Thursday, 21 Jun 2012

By Bob Willis





The so-called "fiscal cliff" looming at the start of 2013 with planned tax increases and spending cuts may begin to push the U.S. into a recession as early as the second half of this year, Bank of America’s top U.S. economist Ethan Harris tells Fortune.

Last month the Congressional Budget Office warned the fiscal cliff could cause GDP to shrink by 1.3 percent in the first half of 2013, even as many economists are betting the politicians in Washington will cut a deal to avert the worst effects of the measures.

Harris says the fiscal cliff will begin to make itself felt long before it actually takes effect. Corporate earnings will slow in the second half and job growth may drop to nothing by October, pushing the United States towards the brink of another recession.

The economy is already weakening. GDP growth slowed to 1.9 percent in the first quarter from 3.1 percent in the last three months of 2011, according to recent government data.

"If you are running a business, why would you commit to hiring a person or spending money if you know that there's a pretty good chance the fiscal cliff could cause a recession," says Harris. "In terms of uncertainty and confidence, this is last summer times four," he said, referring to the combination of eurozone debt crisis and U.S. debt-ceiling debate last summer that threatened to stall the recovery.

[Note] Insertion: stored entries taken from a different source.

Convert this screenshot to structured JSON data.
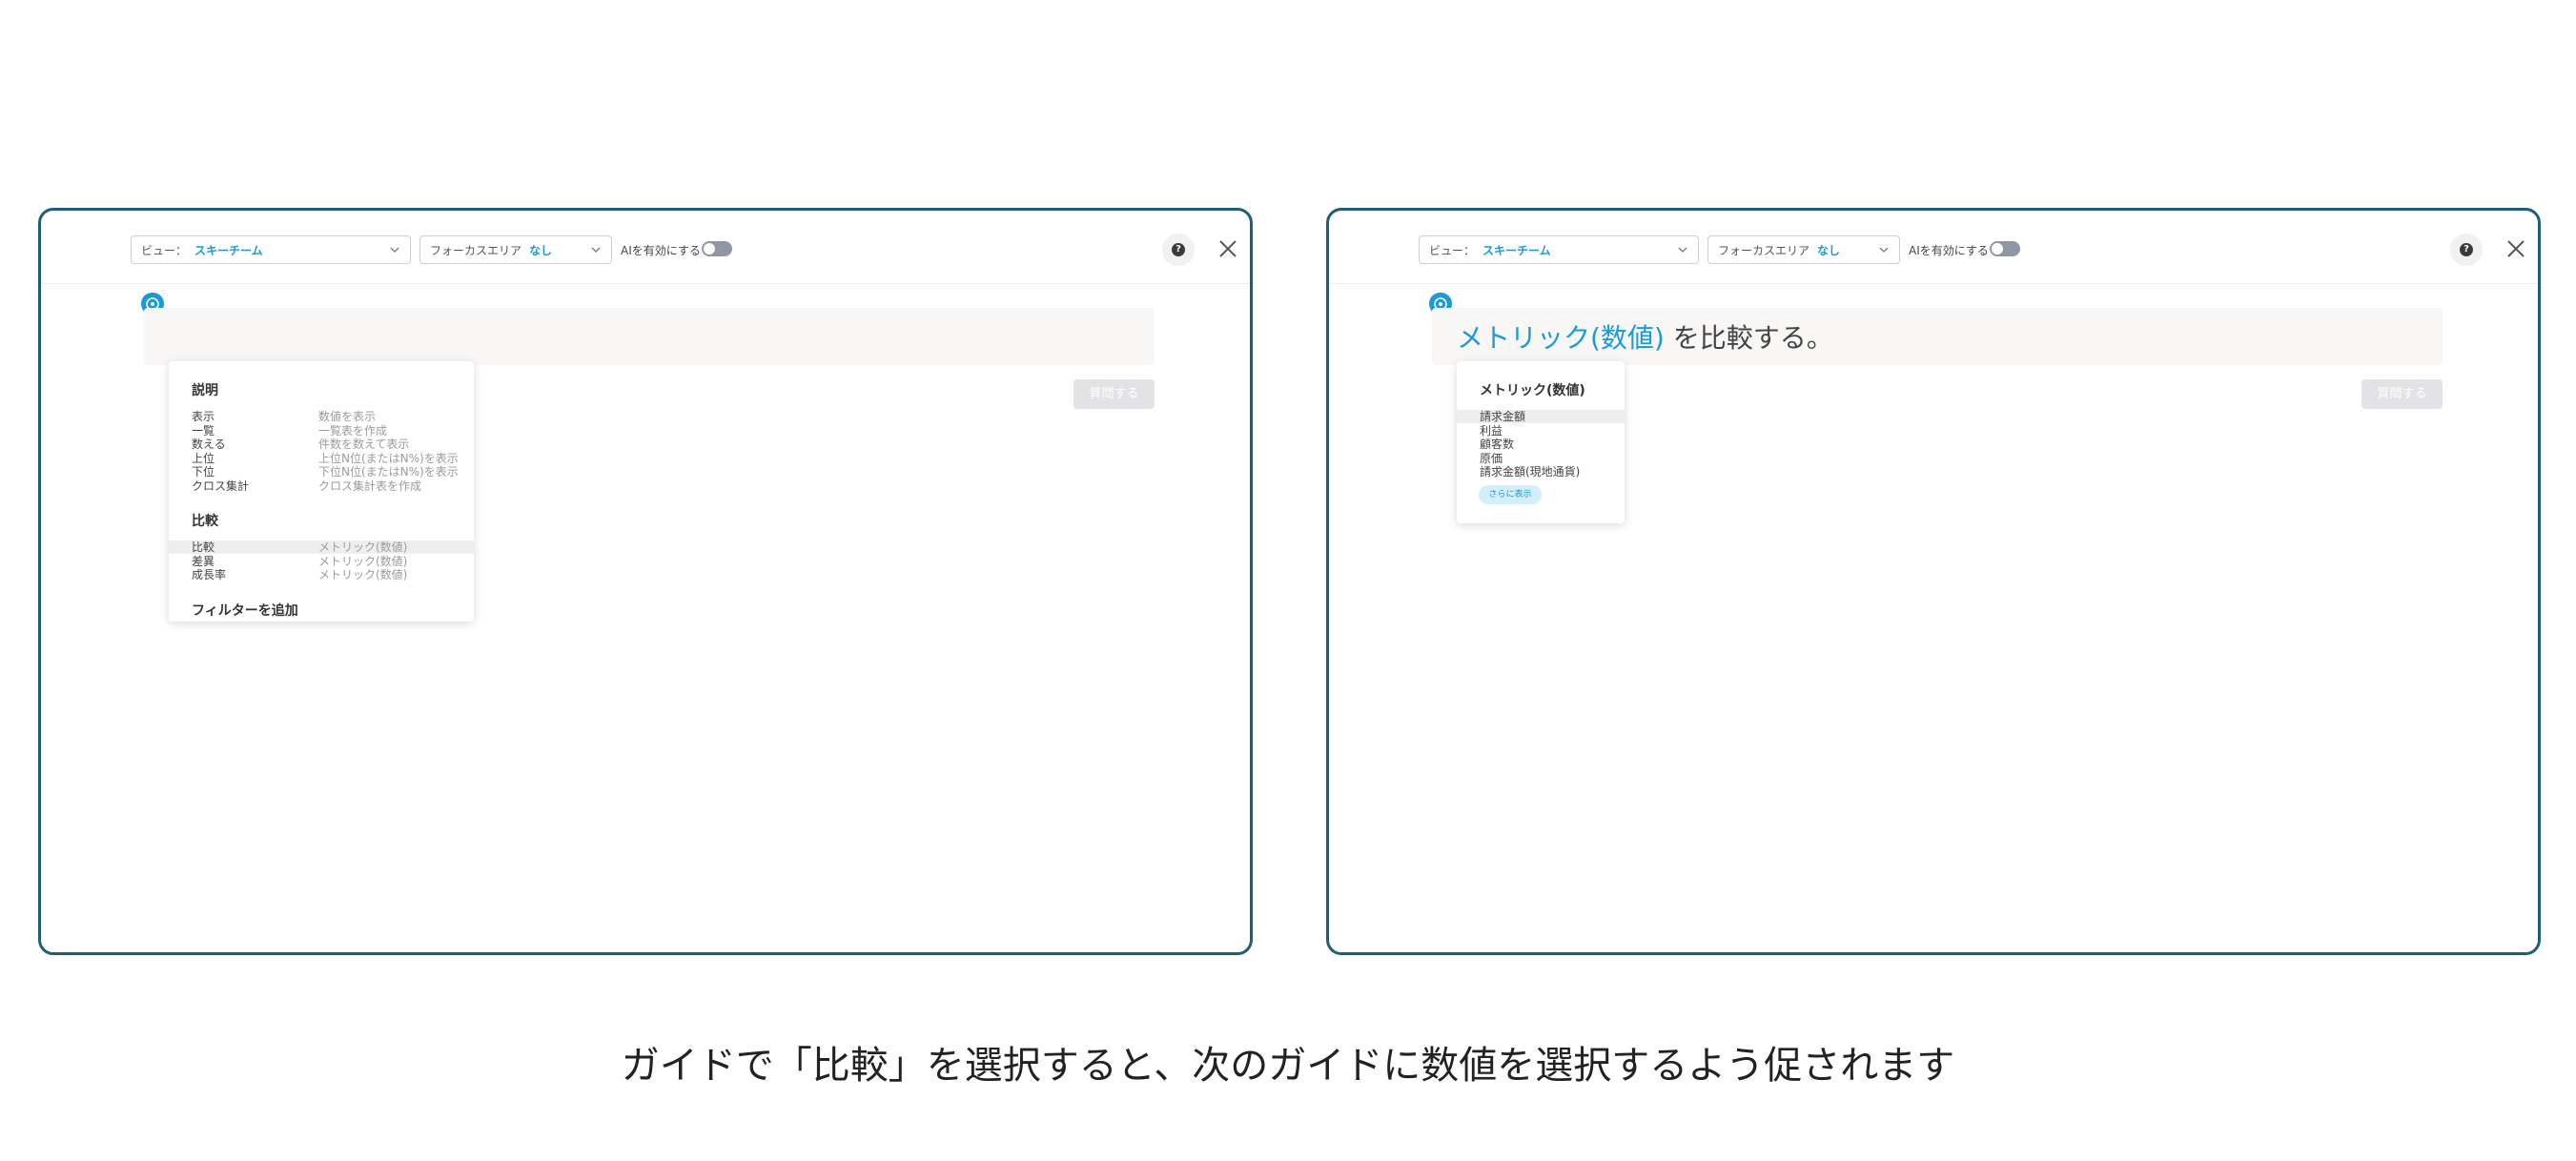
{
  "left": {
    "view_label": "ビュー：",
    "view_value": "スキーチーム",
    "focus_label": "フォーカスエリア",
    "focus_value": "なし",
    "ai_label": "AIを有効にする",
    "submit_label": "質問する",
    "guide": {
      "sections": [
        {
          "title": "説明",
          "items": [
            {
              "label": "表示",
              "desc": "数値を表示"
            },
            {
              "label": "一覧",
              "desc": "一覧表を作成"
            },
            {
              "label": "数える",
              "desc": "件数を数えて表示"
            },
            {
              "label": "上位",
              "desc": "上位N位(またはN%)を表示"
            },
            {
              "label": "下位",
              "desc": "下位N位(またはN%)を表示"
            },
            {
              "label": "クロス集計",
              "desc": "クロス集計表を作成"
            }
          ]
        },
        {
          "title": "比較",
          "items": [
            {
              "label": "比較",
              "desc": "メトリック(数値)",
              "highlighted": true
            },
            {
              "label": "差異",
              "desc": "メトリック(数値)"
            },
            {
              "label": "成長率",
              "desc": "メトリック(数値)"
            }
          ]
        },
        {
          "title": "フィルターを追加",
          "items": []
        }
      ]
    }
  },
  "right": {
    "view_label": "ビュー：",
    "view_value": "スキーチーム",
    "focus_label": "フォーカスエリア",
    "focus_value": "なし",
    "ai_label": "AIを有効にする",
    "submit_label": "質問する",
    "query_metric": "メトリック(数値)",
    "query_rest": " を比較する。",
    "metric_dropdown": {
      "title": "メトリック(数値)",
      "items": [
        "請求金額",
        "利益",
        "顧客数",
        "原価",
        "請求金額(現地通貨)"
      ],
      "more_label": "さらに表示"
    }
  },
  "caption": "ガイドで「比較」を選択すると、次のガイドに数値を選択するよう促されます",
  "colors": {
    "frame_border": "#1f5d79",
    "accent": "#1a9ad6",
    "toggle_off": "#9096a3"
  },
  "icons": [
    "chevron-down-icon",
    "toggle-switch",
    "help-icon",
    "close-icon",
    "location-pin-icon"
  ]
}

Even if Washington reaches a deal to avert or soften the effects of the fiscal cliff, it is likely to come after the November presidential election, says Harris. A prolonged political fight will weaken Americans’ confidence and faith in government, weighing on the recovery, he says. He sees a recession as a "strong possibility," even as it’s likely the Federal Reserve would step in with a new stimulus program to salvage the recovery. Still, he says the economy will remain anemic. He forecasts growth of 1.4 percent in 2013.

Harris’ forecasts have been more accurate than his peers at major banks. He started the year with the lowest estimate for GDP growth in the second half of any economist at a major Wall Street firm as he predicted recession in Europe would weigh on the U.S. economy.

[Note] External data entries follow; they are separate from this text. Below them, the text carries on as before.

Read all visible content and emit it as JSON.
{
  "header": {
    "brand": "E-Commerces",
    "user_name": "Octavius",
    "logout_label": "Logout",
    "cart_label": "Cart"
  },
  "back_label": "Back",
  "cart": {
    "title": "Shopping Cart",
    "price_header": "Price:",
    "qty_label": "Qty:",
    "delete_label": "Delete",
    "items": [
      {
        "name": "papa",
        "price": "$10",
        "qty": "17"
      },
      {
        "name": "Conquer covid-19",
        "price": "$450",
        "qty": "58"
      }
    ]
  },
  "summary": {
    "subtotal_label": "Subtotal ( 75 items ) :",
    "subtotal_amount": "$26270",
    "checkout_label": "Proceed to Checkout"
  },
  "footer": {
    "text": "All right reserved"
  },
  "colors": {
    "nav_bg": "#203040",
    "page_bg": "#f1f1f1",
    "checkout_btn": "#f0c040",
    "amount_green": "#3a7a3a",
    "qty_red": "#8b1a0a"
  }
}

The consensus among Wall Street forecasters, at an average 2.3 percent growth for this year, is now closer to Harris’s 1.9 percent prediction.

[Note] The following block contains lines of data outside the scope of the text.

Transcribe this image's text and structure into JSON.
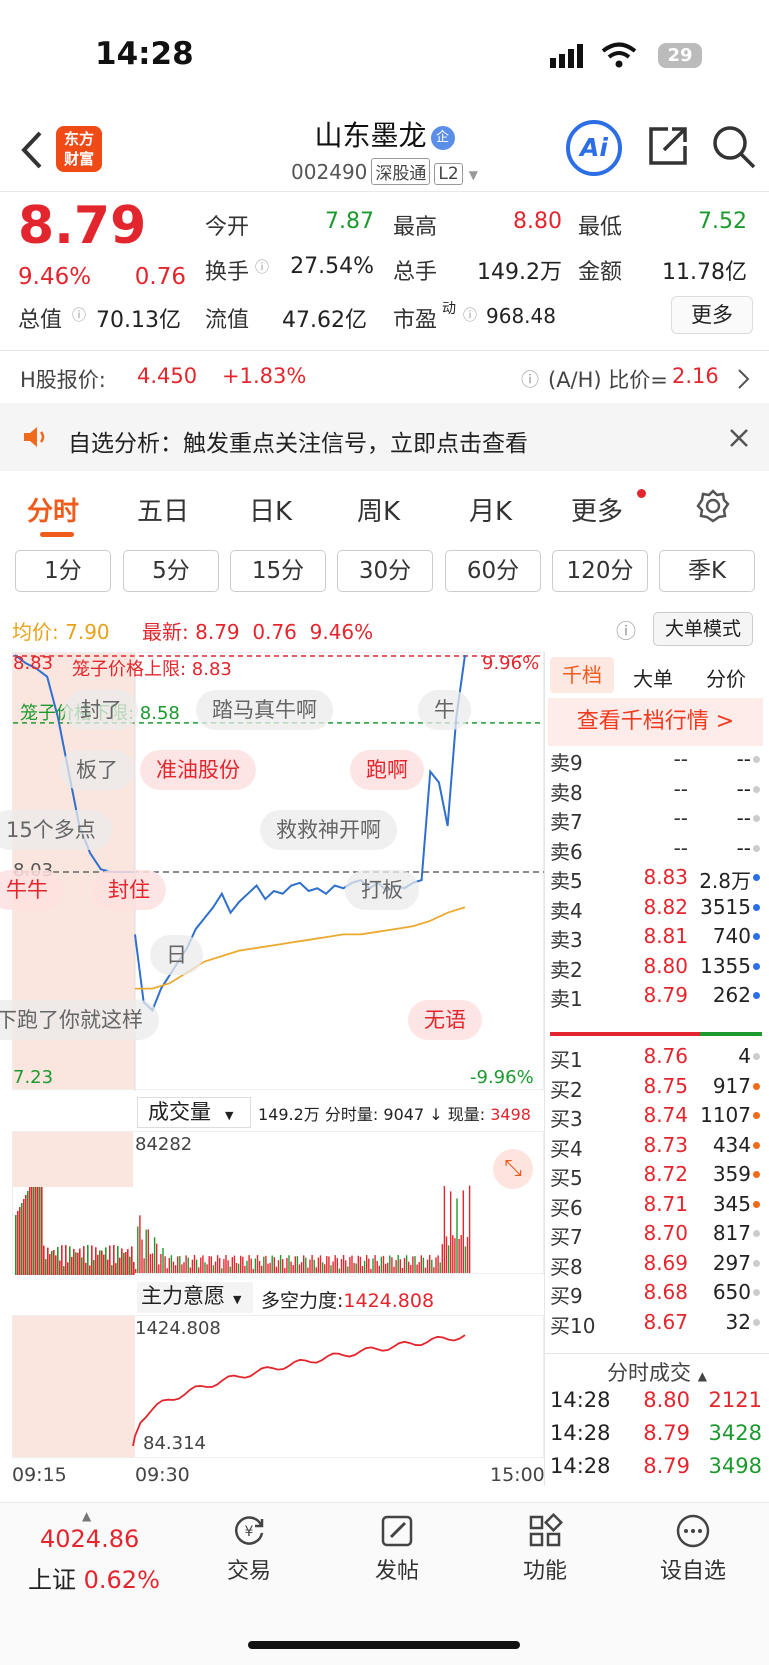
{
  "status": {
    "time": "14:28",
    "battery": "29"
  },
  "nav": {
    "title": "山东墨龙",
    "badge": "企",
    "code": "002490",
    "tag1": "深股通",
    "tag2": "L2",
    "logo": "东方\n财富",
    "ai": "Ai"
  },
  "quote": {
    "price": "8.79",
    "pct": "9.46%",
    "chg": "0.76",
    "cells": [
      {
        "l": "今开",
        "v": "7.87",
        "c": "green"
      },
      {
        "l": "最高",
        "v": "8.80",
        "c": "red"
      },
      {
        "l": "最低",
        "v": "7.52",
        "c": "green"
      },
      {
        "l": "换手",
        "v": "27.54%",
        "c": "dark"
      },
      {
        "l": "总手",
        "v": "149.2万",
        "c": "dark"
      },
      {
        "l": "金额",
        "v": "11.78亿",
        "c": "dark"
      }
    ],
    "total_label": "总值",
    "total": "70.13亿",
    "float_label": "流值",
    "float": "47.62亿",
    "pe_label": "市盈",
    "pe_sup": "动",
    "pe": "968.48",
    "more": "更多"
  },
  "hshare": {
    "label": "H股报价:",
    "price": "4.450",
    "pct": "+1.83%",
    "ratio_label": "(A/H) 比价=",
    "ratio": "2.16"
  },
  "notice": {
    "text": "自选分析：触发重点关注信号，立即点击查看"
  },
  "tabs": [
    "分时",
    "五日",
    "日K",
    "周K",
    "月K",
    "更多"
  ],
  "periods": [
    "1分",
    "5分",
    "15分",
    "30分",
    "60分",
    "120分",
    "季K"
  ],
  "chart_info": {
    "avg_label": "均价:",
    "avg": "7.90",
    "last_label": "最新:",
    "last": "8.79",
    "chg": "0.76",
    "pct": "9.46%",
    "mode": "大单模式"
  },
  "chart_data": {
    "type": "line",
    "x_range": [
      "09:15",
      "15:00"
    ],
    "price_axis": {
      "max": "8.83",
      "max_pct": "9.96%",
      "mid": "8.03",
      "min": "7.23",
      "min_pct": "-9.96%"
    },
    "upper_limit": "笼子价格上限: 8.83",
    "lower_limit": "笼子价格下限: 8.58",
    "series": [
      {
        "values": [
          8.83,
          8.8,
          8.78,
          8.75,
          8.6,
          8.4,
          8.2,
          8.1,
          8.04,
          8.03,
          8.03,
          8.03,
          7.8,
          7.55,
          7.52,
          7.6,
          7.65,
          7.7,
          7.75,
          7.82,
          7.86,
          7.9,
          7.95,
          7.88,
          7.92,
          7.95,
          7.98,
          7.93,
          7.96,
          7.95,
          7.98,
          7.99,
          7.96,
          7.97,
          7.95,
          7.98,
          7.97,
          7.99,
          8.0,
          7.97,
          7.99,
          7.96,
          7.98,
          7.97,
          7.99,
          8.0,
          8.4,
          8.36,
          8.2,
          8.6,
          8.83
        ]
      },
      {
        "values": [
          7.6,
          7.6,
          7.62,
          7.66,
          7.7,
          7.72,
          7.74,
          7.75,
          7.76,
          7.77,
          7.78,
          7.79,
          7.8,
          7.8,
          7.81,
          7.82,
          7.83,
          7.85,
          7.88,
          7.9
        ]
      }
    ]
  },
  "bubbles": [
    {
      "t": "踏马真牛啊",
      "r": false
    },
    {
      "t": "牛",
      "r": false
    },
    {
      "t": "板了",
      "r": false
    },
    {
      "t": "准油股份",
      "r": true
    },
    {
      "t": "跑啊",
      "r": true
    },
    {
      "t": "15个多点",
      "r": false
    },
    {
      "t": "救救神开啊",
      "r": false
    },
    {
      "t": "封住",
      "r": true
    },
    {
      "t": "打板",
      "r": false
    },
    {
      "t": "日",
      "r": false
    },
    {
      "t": "下跑了你就这样",
      "r": false
    },
    {
      "t": "无语",
      "r": true
    },
    {
      "t": "牛牛",
      "r": true
    },
    {
      "t": "封了",
      "r": false
    }
  ],
  "volume": {
    "label": "成交量",
    "total": "149.2万",
    "tick_label": "分时量:",
    "tick": "9047",
    "now_label": "现量:",
    "now": "3498",
    "max": "84282"
  },
  "main": {
    "label": "主力意愿",
    "force_label": "多空力度:",
    "force": "1424.808",
    "max": "1424.808",
    "min": "84.314"
  },
  "time_axis": {
    "start": "09:15",
    "open": "09:30",
    "end": "15:00"
  },
  "book_tabs": [
    "千档",
    "大单",
    "分价"
  ],
  "book_link": "查看千档行情 >",
  "asks": [
    [
      "卖9",
      "--",
      "--"
    ],
    [
      "卖8",
      "--",
      "--"
    ],
    [
      "卖7",
      "--",
      "--"
    ],
    [
      "卖6",
      "--",
      "--"
    ],
    [
      "卖5",
      "8.83",
      "2.8万"
    ],
    [
      "卖4",
      "8.82",
      "3515"
    ],
    [
      "卖3",
      "8.81",
      "740"
    ],
    [
      "卖2",
      "8.80",
      "1355"
    ],
    [
      "卖1",
      "8.79",
      "262"
    ]
  ],
  "bids": [
    [
      "买1",
      "8.76",
      "4"
    ],
    [
      "买2",
      "8.75",
      "917"
    ],
    [
      "买3",
      "8.74",
      "1107"
    ],
    [
      "买4",
      "8.73",
      "434"
    ],
    [
      "买5",
      "8.72",
      "359"
    ],
    [
      "买6",
      "8.71",
      "345"
    ],
    [
      "买7",
      "8.70",
      "817"
    ],
    [
      "买8",
      "8.69",
      "297"
    ],
    [
      "买9",
      "8.68",
      "650"
    ],
    [
      "买10",
      "8.67",
      "32"
    ]
  ],
  "ticks_title": "分时成交",
  "ticks": [
    [
      "14:28",
      "8.80",
      "2121"
    ],
    [
      "14:28",
      "8.79",
      "3428"
    ],
    [
      "14:28",
      "8.79",
      "3498"
    ]
  ],
  "bottom": {
    "index_value": "4024.86",
    "index_name": "上证",
    "index_pct": "0.62%",
    "items": [
      "交易",
      "发帖",
      "功能",
      "设自选"
    ]
  }
}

Other surveys released Thursday painted a gloomy outlook for the world economy. They showed the eurozone’s private sector shrank in June by the most in two years, while China's factory sector contracted for an eighth straight month, Reuters reported.

Markit's Flash Composite Purchasing Managers' Index, which measures the services and manufacturing sectors, fell to 46, marking the fifth consecutive month it has held below the break-even point of 50 that marks growth for the eurozone.

Earlier data from Germany, Europe's largest economy, showed its manufacturing sector shrank at the fastest pace since June 2009.

"If we cannot sort out the financial crisis, the eurozone is likely to remain in recession," said Dominique Barbet at BNP Paribas, according to Reuters.

In China, the HSBC Flash Purchasing Managers Index, the first monthly indicator of China's industrial activity, fell to a seven-month low of 48.1 in June, Reuters said.